Download the biom table that resulted from metagenome prediciton step.
Next, convert this biom table into tsv table with biom program:
biom convert -i Galaxy3-[Predict_Metagenome_on_data_2].biom -o meta-predic_OSD14.tsv --to-tsv
Note: for some reason the KO associated function does not appear discriminated (run locally the scripts below to get KOs and the respective functions associated!).
Open the meta-predic_OSD14.tsv table to have a look into the KOs distribution across samples.

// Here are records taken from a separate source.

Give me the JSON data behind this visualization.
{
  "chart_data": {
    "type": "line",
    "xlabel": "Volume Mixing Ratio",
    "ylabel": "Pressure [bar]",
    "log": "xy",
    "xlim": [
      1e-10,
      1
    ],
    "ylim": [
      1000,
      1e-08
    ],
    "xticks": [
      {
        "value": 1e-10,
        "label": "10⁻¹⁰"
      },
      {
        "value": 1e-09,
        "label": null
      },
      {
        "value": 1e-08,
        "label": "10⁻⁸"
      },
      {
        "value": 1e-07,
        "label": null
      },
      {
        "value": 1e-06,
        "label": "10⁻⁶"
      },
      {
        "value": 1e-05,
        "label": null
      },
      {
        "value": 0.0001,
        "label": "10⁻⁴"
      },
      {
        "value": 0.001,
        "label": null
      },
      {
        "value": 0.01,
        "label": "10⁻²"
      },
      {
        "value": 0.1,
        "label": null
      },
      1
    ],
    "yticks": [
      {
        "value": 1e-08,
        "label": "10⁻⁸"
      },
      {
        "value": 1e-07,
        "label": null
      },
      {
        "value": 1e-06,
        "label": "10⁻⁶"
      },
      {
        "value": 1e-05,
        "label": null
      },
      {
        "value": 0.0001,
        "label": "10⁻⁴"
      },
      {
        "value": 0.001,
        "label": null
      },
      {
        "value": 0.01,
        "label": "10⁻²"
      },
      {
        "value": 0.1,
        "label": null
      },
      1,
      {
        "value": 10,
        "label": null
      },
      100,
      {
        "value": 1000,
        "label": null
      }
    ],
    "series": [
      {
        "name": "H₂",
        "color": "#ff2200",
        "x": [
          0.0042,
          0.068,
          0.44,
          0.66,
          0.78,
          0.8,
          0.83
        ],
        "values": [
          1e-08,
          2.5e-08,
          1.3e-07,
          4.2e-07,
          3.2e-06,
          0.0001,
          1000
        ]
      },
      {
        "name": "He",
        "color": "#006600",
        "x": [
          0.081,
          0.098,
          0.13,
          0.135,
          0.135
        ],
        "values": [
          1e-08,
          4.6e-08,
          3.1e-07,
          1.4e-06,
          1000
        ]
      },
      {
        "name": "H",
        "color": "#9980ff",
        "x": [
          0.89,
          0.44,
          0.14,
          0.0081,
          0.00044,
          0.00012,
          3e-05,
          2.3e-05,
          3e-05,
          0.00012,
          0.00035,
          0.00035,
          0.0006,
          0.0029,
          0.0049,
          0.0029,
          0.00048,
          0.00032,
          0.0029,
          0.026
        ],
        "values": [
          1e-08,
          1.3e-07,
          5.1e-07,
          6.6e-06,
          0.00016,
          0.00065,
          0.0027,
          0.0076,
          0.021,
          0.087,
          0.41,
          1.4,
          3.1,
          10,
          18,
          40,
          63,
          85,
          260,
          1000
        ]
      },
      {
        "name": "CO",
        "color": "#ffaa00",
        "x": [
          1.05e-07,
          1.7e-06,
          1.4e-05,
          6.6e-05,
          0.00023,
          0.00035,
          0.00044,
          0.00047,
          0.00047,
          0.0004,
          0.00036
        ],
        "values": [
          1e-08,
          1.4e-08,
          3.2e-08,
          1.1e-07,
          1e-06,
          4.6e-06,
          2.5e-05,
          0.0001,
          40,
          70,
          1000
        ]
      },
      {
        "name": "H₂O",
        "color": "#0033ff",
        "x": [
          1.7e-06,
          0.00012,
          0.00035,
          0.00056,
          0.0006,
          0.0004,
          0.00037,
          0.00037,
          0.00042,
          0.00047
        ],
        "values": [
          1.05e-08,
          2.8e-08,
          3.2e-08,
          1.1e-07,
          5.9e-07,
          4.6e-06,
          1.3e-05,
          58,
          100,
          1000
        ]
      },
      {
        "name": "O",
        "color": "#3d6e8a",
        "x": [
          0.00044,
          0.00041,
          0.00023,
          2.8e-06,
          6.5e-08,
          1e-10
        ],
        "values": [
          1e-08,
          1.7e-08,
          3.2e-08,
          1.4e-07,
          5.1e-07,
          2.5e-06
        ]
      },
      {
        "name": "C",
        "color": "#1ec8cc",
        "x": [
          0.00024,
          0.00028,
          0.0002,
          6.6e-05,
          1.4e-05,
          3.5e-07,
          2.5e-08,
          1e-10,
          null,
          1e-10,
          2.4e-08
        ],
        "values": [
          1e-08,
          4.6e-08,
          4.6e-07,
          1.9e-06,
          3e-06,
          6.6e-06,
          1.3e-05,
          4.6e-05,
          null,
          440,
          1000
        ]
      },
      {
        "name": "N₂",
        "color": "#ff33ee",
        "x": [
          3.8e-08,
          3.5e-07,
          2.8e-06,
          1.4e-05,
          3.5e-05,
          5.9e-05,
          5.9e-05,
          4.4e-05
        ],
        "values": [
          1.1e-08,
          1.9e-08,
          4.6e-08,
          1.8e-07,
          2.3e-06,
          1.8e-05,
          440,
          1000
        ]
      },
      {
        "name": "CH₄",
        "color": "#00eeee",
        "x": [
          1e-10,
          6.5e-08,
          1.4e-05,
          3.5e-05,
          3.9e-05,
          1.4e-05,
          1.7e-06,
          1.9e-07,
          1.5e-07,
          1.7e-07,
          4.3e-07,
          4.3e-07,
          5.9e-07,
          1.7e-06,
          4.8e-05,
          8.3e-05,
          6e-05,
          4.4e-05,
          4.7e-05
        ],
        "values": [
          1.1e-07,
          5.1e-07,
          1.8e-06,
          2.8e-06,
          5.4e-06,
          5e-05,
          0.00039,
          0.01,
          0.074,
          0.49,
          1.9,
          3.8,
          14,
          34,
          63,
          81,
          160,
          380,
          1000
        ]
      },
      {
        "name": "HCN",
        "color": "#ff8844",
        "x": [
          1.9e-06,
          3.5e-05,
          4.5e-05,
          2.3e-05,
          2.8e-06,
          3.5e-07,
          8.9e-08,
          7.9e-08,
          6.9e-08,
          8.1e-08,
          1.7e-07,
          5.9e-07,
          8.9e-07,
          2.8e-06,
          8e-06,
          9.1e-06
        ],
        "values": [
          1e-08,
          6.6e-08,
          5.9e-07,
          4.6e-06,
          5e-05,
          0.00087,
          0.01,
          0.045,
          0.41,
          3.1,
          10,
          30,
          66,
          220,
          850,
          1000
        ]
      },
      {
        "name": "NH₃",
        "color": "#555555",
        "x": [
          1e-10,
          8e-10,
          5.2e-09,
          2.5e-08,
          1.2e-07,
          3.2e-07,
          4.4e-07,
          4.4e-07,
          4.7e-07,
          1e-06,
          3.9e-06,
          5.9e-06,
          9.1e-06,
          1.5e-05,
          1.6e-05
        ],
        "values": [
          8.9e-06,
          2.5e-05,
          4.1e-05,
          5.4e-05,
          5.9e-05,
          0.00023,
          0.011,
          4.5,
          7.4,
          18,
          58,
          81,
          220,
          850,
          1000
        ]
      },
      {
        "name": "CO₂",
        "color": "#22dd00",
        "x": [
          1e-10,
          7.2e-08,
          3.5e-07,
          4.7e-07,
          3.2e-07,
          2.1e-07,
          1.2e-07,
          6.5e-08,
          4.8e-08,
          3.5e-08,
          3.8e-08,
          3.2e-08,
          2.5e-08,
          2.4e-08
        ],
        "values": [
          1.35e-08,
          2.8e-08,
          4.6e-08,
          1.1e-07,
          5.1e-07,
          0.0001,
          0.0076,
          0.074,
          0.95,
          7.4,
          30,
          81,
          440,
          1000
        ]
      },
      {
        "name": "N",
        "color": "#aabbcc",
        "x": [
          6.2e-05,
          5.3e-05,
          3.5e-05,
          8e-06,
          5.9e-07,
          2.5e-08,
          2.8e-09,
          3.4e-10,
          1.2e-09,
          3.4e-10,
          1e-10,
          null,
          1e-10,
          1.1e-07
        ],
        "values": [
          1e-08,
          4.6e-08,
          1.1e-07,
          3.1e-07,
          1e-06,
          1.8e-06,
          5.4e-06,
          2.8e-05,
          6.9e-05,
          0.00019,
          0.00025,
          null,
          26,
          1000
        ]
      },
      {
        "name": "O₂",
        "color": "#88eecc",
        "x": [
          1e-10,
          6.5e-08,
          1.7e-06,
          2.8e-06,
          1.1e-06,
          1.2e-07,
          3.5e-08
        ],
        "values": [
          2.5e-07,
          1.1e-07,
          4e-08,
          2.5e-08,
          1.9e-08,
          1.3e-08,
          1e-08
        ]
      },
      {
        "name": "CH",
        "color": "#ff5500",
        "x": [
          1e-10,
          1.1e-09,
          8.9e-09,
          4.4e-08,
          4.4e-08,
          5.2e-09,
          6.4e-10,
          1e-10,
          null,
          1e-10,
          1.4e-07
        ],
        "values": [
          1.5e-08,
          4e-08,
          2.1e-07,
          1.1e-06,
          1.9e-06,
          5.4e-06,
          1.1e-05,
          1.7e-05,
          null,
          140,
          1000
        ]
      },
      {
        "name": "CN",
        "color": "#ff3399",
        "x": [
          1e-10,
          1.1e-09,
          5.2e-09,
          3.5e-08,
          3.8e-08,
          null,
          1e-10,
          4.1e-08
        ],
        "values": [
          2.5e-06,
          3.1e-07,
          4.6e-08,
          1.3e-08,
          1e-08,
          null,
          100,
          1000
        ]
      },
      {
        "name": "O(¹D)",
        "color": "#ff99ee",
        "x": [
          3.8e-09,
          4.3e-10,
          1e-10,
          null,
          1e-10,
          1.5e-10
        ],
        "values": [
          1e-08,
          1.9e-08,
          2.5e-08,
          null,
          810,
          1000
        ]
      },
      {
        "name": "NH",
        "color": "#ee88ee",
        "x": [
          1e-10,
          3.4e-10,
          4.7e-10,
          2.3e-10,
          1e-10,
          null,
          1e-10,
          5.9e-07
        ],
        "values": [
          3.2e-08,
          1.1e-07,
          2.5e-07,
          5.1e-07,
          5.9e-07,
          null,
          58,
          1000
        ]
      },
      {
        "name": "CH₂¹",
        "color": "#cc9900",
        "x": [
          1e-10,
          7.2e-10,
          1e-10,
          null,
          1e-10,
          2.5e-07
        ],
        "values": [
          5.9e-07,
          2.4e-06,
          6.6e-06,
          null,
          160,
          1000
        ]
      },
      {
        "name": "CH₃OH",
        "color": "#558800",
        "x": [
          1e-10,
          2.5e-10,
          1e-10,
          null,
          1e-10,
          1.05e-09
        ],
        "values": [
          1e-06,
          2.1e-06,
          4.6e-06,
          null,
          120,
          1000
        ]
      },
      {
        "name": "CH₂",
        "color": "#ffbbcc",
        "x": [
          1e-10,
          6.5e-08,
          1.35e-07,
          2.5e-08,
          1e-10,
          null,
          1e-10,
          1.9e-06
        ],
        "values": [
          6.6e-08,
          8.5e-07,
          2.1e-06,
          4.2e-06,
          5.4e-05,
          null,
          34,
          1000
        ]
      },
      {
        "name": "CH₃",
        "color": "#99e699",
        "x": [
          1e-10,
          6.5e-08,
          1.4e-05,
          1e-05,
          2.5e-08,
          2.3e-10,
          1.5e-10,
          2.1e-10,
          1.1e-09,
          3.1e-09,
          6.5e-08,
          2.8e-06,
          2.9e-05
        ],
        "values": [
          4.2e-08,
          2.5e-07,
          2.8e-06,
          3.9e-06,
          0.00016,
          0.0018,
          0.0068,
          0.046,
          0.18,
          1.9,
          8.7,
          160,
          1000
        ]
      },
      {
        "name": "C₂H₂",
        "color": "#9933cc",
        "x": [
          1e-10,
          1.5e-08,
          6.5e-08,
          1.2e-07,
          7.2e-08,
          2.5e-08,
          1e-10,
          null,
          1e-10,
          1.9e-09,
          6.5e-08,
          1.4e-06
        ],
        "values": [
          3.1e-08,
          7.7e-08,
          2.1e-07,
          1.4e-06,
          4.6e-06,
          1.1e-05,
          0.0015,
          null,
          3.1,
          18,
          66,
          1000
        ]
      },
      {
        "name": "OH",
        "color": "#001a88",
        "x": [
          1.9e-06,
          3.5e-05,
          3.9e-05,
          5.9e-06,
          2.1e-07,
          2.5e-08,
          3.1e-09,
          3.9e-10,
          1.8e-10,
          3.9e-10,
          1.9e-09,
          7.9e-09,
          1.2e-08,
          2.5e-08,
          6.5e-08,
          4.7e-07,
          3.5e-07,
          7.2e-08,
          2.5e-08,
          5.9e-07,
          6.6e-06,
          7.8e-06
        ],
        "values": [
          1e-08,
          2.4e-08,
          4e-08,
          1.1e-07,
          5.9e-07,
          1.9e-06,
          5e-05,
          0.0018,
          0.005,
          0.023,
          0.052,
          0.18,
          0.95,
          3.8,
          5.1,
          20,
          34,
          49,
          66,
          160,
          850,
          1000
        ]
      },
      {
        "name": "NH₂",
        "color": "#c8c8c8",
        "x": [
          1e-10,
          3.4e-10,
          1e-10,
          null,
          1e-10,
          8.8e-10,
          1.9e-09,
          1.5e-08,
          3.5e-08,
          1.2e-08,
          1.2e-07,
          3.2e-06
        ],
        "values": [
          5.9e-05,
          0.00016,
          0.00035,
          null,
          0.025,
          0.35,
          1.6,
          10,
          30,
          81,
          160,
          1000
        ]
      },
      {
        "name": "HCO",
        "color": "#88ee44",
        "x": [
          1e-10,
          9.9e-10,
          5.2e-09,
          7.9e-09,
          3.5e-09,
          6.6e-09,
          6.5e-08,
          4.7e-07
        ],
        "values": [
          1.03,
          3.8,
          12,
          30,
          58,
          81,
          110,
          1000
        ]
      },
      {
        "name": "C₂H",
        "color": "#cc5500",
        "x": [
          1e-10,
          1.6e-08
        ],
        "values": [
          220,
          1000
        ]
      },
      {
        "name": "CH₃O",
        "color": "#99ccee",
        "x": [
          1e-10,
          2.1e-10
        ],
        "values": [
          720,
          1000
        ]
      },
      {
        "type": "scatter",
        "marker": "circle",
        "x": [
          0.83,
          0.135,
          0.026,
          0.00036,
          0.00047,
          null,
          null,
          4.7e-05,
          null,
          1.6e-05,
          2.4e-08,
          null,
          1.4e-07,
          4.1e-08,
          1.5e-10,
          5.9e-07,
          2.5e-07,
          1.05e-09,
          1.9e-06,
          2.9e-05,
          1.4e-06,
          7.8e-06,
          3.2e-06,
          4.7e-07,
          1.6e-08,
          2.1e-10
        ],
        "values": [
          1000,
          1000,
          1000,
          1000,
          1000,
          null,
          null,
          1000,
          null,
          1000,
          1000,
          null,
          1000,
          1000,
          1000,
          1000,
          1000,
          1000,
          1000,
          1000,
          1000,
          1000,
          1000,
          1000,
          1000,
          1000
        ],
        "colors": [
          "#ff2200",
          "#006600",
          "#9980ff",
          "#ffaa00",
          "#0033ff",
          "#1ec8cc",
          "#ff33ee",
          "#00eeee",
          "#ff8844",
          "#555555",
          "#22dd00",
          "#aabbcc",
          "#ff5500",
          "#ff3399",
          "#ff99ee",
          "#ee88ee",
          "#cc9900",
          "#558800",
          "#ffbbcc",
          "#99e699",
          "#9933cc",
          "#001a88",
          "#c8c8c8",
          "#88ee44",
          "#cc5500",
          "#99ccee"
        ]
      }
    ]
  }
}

You can quit QIIME2 through:
source deactivate
Scripts
For instance if you prefer to do it locally, run the following scripts to get the same information.
Normalize 16S rRNA gene copy numbers in PICRUSt
normalize_by_copy_number.py -i feature-table.biom -o normalized_feature-table.biom
Predict the metagenome using the normalized OTU table produced before
predict_metagenomes.py -f -i normalized_feature-table.biom -o kegg_metagenome_predictions.tab # get a tsv table
predict_metagenomes.py -i normalized_feature-table.biom -o kegg_metagenome_predictions.biom # get a biom table to use below
Write down the following information (basically specifying which functional DB did you use - KEGG - and the desired level to plot it -3) and save it as qiime_params_l3.txt file format:
summarize_taxa:md_identifier “KEGG_Pathways
summarize_taxa:absolute_abundance True
summarize_taxa:level 3
mv ../qiime_params_l3.txt ./
Finalize this tutorial with a simple barplot with the predictions of functional metagenomic content (unfortunately I need to use QIIME v.1.9.1!).
macqiime # open it
Categorize at level L3 the metabolic profile using QIIME
categorize_by_function.py -i kegg_metagenome_predictions.biom -c "KEGG_Pathways" -l 3 -o kegg_metagenome_predictions_at_level3.biom
Plot the metabolism profile at level 3
summarize_taxa_through_plots.py -i kegg_metagenome_predictions_at_level3.biom -p qiime_params_l3.txt -o plots_at_level3
The final result should look like this:
🤘 Now you’re ready to Rock’N Roll 🤘 🍺 🍺
LAST NOTE: You should not forget to give credit to the researchers behind every algorithm wrappered in QIIME2! To find the proper citation for each of them, type:
qiime <plugin> --citations
Disclaimer
All the data used herein was made public elsewhere (proper links were provided along the tutorial). This tutorial was based on others publicly available on QIIME2 official website. The results generated have just the general purpose to give a brief introduction to the analysis of 16S amplicon NGS data with QIIME2 and functional prediciton with PICRUSt.
1: Gaspar Gonçalves de Sousa, A. (2017). Arctic microbiome and N-functions during the winter-spring transition. Masters Dissertation.